Dovrebbero prendere consapevolezza che ciò che hanno è molto importante ma che trovare soluzioni ai loro problemi, per stare meglio tutti, è un obbligo.

La cultura sarda è fondamento, ma non basta.

Lo studio, le nuove conoscenze, il confronto con culture altre, con prassi sperimentate altrove, da adattare alle esigenze della gente dell’isola, in una sostenibilità da perseguire sono ossigeno anche per i sardi. Imitare non è una colpa.

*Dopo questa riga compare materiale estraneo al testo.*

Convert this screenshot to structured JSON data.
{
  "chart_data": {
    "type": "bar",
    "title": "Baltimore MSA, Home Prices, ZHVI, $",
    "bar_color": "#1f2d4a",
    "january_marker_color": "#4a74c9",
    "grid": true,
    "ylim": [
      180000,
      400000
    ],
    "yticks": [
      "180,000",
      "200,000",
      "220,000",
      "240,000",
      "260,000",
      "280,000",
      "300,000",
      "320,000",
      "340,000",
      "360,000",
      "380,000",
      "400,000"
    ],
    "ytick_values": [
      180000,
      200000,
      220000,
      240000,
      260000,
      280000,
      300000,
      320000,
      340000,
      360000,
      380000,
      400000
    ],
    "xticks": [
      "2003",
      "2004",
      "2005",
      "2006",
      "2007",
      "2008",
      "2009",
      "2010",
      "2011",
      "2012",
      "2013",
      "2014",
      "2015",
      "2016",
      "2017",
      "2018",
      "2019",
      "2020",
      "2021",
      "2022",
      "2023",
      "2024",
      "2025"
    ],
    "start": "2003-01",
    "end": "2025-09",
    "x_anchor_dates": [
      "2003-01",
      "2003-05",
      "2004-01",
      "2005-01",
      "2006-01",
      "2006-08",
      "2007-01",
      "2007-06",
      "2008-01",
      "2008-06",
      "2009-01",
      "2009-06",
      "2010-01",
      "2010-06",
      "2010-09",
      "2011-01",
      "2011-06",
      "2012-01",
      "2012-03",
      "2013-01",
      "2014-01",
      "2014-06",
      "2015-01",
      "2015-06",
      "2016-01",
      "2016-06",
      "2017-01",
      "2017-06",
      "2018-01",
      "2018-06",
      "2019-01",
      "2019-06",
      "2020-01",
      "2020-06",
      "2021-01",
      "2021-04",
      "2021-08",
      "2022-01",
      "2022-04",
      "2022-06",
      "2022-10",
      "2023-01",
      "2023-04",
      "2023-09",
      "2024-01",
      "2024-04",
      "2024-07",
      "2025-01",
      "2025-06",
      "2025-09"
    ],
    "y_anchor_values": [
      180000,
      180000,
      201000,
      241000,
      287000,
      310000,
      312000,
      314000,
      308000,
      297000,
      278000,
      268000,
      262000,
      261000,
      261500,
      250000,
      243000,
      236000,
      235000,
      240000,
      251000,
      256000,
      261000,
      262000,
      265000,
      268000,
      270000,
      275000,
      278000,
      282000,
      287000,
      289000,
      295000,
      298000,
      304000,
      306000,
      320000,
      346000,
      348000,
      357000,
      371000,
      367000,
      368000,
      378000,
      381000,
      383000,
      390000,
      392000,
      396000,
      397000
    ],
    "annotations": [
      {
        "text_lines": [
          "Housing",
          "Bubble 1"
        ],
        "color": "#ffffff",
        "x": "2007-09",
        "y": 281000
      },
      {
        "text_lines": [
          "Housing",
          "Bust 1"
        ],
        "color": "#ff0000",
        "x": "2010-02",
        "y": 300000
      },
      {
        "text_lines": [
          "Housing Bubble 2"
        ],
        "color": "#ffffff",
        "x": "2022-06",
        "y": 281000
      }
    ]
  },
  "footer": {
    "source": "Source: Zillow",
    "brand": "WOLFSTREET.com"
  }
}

Chiedere rispetto è obbligatorio.

Illuso chi pensa che siano sufficienti il mare, le coste selvagge, le spiagge da sogno, la bellezza dei monti, il cibo sempre curato e gustoso e gli straordinari costumi che incantano durante le manifestazioni e processioni.  È necessario ma non è sufficiente.

Non basta.

C’è molto di immateriale da pensare e costruire.

E allora?

Si dirà.

Un primo passo potrebbe essere che ci si guardi in faccia e che si affrontino i temi dello sviluppo dell’isola liberi da vincoli, senza troppi compromessi pensando che si ha coscienza di voler essere una regione che sa scegliere, che dialoga con le altre dell’Italia e che si dà da fare per fare.

Da sempre della fragilità hanno approfittato quelli che sono venuti a prendere, i furbacchioni con gli specchietti, utili solo a incantare le allodole.

La riflessione è incompleta, ingenua, limitata ad osservazioni generali, non documentata per scelta.

Non coinvolge le forze politiche che governano o stanno all’opposizione.

Essa vuole essere solo di buon senso.

Dai Sardegna, ce la farai se i sardi riusciranno a guardarsi in faccia e guardare lontano assieme.